Como dito, o art. 12, caput, do CPC, encerra norma de presentação, e não de representação, sendo que esta última consta exclusivamente do art, 36, daí a conclusão de que não há investidura ex vi legis no jus postulandi aos procuradores mencionados nos incisos I e II do caput daquele primeiro dispositivo, que, ao contrário, dizem respeitode estar em juízo, e não à capacidade postulatória.
No particular, acentua IÊDO BATISTA NEVES que”A representação de que fala o art. 12, caput, é instituto de direito material, e não – reitere-se a advertência já feita quanto à representação dos absolutamente incapazes, – a de que cogita o art. 36. A representação da norma sob comentários se confunde com a de estar em juízo como parte” (in o Processo Civil na Prática do Advogado e dos Tribunais, APM-Editora, 1987, Vol. I, pág. 43).

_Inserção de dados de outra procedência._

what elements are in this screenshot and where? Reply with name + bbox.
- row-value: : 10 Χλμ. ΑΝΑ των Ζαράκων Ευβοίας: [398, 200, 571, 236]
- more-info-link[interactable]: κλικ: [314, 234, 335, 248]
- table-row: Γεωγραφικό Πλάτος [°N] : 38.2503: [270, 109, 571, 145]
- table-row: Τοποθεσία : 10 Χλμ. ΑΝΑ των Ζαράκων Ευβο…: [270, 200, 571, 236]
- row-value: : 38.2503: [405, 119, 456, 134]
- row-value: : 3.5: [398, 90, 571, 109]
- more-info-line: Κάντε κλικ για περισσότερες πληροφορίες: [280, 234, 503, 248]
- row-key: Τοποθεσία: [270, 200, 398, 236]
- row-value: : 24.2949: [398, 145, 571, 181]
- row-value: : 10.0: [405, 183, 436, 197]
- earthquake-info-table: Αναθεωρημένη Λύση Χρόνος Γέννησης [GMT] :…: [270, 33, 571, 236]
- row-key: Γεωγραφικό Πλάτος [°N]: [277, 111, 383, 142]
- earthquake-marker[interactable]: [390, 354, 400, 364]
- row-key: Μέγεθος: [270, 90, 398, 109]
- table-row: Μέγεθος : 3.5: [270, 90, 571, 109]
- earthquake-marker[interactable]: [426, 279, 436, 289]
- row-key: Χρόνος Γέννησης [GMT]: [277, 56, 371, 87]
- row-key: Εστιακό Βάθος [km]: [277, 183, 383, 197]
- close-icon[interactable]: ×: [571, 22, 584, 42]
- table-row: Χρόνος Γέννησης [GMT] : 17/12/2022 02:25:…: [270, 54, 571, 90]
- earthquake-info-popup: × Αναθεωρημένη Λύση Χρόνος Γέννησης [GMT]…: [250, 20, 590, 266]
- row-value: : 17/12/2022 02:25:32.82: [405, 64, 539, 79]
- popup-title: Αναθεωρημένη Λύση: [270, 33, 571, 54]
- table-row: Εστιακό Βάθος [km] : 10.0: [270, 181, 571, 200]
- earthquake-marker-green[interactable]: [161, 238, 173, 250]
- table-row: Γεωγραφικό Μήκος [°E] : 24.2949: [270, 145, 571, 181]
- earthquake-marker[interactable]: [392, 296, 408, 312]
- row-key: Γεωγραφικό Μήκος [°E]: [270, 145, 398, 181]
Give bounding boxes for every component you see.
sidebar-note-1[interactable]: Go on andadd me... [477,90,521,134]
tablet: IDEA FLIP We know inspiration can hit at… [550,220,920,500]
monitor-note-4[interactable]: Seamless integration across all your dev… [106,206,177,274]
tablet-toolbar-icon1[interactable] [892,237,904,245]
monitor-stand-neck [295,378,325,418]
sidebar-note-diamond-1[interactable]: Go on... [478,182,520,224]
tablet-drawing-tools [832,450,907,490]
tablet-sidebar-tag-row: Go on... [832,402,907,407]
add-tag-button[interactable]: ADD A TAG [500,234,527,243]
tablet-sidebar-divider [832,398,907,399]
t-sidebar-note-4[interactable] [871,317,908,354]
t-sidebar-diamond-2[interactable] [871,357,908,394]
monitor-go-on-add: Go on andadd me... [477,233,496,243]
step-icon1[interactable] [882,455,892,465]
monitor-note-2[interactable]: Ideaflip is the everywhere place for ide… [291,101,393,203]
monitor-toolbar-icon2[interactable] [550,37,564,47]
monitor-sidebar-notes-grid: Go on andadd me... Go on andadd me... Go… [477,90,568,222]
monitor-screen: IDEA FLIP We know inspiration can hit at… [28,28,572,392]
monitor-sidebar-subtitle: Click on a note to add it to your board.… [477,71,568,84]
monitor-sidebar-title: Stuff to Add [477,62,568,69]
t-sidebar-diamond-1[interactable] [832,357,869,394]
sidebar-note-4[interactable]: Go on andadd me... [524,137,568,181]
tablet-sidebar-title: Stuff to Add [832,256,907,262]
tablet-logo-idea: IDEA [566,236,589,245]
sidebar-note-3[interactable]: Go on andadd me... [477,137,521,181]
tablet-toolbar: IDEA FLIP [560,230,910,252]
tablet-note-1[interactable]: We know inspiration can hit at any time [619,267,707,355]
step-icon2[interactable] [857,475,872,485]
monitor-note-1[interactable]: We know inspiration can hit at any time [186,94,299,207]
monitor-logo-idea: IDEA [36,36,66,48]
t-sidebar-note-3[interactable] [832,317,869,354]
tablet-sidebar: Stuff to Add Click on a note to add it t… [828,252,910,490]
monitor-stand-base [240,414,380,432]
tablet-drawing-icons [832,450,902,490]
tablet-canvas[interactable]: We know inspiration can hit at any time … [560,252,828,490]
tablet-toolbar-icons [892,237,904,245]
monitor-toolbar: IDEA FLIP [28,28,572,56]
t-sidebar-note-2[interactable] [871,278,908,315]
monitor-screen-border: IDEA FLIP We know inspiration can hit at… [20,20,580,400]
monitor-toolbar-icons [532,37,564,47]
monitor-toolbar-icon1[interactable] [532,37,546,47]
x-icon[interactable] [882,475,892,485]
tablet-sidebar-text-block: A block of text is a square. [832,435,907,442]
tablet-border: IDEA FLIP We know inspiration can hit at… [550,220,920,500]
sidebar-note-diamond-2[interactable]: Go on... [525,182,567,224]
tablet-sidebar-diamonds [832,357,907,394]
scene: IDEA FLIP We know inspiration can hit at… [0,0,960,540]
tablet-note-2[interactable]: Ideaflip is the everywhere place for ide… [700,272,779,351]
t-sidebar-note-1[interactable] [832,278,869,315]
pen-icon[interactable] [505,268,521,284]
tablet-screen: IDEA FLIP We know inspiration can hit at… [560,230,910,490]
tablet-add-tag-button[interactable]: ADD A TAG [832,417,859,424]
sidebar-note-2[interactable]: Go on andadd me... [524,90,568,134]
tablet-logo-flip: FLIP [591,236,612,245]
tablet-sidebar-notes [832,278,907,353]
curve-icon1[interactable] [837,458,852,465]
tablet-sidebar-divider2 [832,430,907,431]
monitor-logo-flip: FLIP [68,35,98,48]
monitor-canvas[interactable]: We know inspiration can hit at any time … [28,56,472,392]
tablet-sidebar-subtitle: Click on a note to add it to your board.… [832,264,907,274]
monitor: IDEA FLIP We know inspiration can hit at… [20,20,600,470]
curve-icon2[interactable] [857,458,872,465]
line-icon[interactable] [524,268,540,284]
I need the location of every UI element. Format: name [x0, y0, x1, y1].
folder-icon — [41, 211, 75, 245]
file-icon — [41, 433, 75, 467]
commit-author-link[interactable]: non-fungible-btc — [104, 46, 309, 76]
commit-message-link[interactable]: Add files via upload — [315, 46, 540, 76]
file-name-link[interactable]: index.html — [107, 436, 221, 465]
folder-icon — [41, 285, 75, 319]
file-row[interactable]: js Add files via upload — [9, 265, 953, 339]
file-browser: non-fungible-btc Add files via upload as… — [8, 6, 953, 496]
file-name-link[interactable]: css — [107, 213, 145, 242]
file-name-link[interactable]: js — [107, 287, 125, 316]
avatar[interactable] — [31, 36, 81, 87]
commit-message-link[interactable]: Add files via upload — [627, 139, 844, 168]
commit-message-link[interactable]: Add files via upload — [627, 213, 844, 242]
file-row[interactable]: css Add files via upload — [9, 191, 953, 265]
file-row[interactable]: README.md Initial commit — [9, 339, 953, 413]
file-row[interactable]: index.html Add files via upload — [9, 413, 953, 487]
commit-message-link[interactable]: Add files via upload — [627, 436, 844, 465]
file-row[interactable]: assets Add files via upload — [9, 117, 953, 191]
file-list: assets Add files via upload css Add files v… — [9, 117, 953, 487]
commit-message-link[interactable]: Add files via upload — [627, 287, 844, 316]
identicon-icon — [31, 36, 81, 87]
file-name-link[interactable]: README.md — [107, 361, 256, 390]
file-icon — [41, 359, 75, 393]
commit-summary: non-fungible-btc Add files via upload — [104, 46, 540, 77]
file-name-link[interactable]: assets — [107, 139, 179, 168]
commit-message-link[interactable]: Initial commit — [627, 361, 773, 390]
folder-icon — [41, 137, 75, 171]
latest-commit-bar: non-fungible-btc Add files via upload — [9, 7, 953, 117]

Configurando norma de presentação, e não de representação – repita-se – o enfocado dispositivo apenas nomina as pessoas capazes de receber citações e constituir mandatários para a defesa dos interesses dos entes e universalidades ali relacionados, vindo bem a pelo, nesse passo, o expressado no seguinte aresto: “A citação do réu, em se tratando de pessoa jurídica, há de se fazer perante o órgão que a “presenta”, segundo a regra do art. 215 do CPC” (ac. de 12/09/84, da 2ª Turma do TJDF,na AC nº 12.403, Rel. Des. Luiz Cláudio Abreu, decisão unânime, in RTJDF 19/155).`
Por fim, é bem de ver-se que, a se aceitar como correto o entendimento de que os procuradores aludidos nos incisos I e II do art. 12, caput, do CPC, estariam, pelo referido dispositivo, legitimados ao exercício do jus postulandi (inclusive sem o dever de apresentação de procuração), ter-se-ia absurdamente de admitir-se que também ao síndico, ao curador da herança, ao inventariante, aos diretores, aos diretores das pessoas jurídicas, aos administradores, aos agentes e aos representantes de sociedade (indicados nos incisos III ao IX do mesmo art. 12, caput) teria sido igualmente conferido o jus postulandi, podendo os mesmos ipso facto o exercerem diretamente, como no caso dos procuradores (até sem que sejam advogados regularmente habilitados), isso por aplicação do princípio jurídico do ubi eadem legis ratio, ibi ipsa lex.
Em conclusão: o art. 12, caput, do CPC, disciplina apresentação das pessoas jurídicas e das universalidades no mesmo referidas, não constituindo norma de representação das partes que é prevista com exclusividade no art. 36, sendo que o jus postulandi só poderá ser exercido por advogado legalmente habilitado (salvo as exceções expressamente consignadas na segunda parte do art. 36), impondo-se a todos, inclusive aos procuradores de entes públicos, o dever de apresentação dos respectivos instrumentos de mandato para legitimar suas atuações judiciais no desempenho das correspondentes representações (art. 37).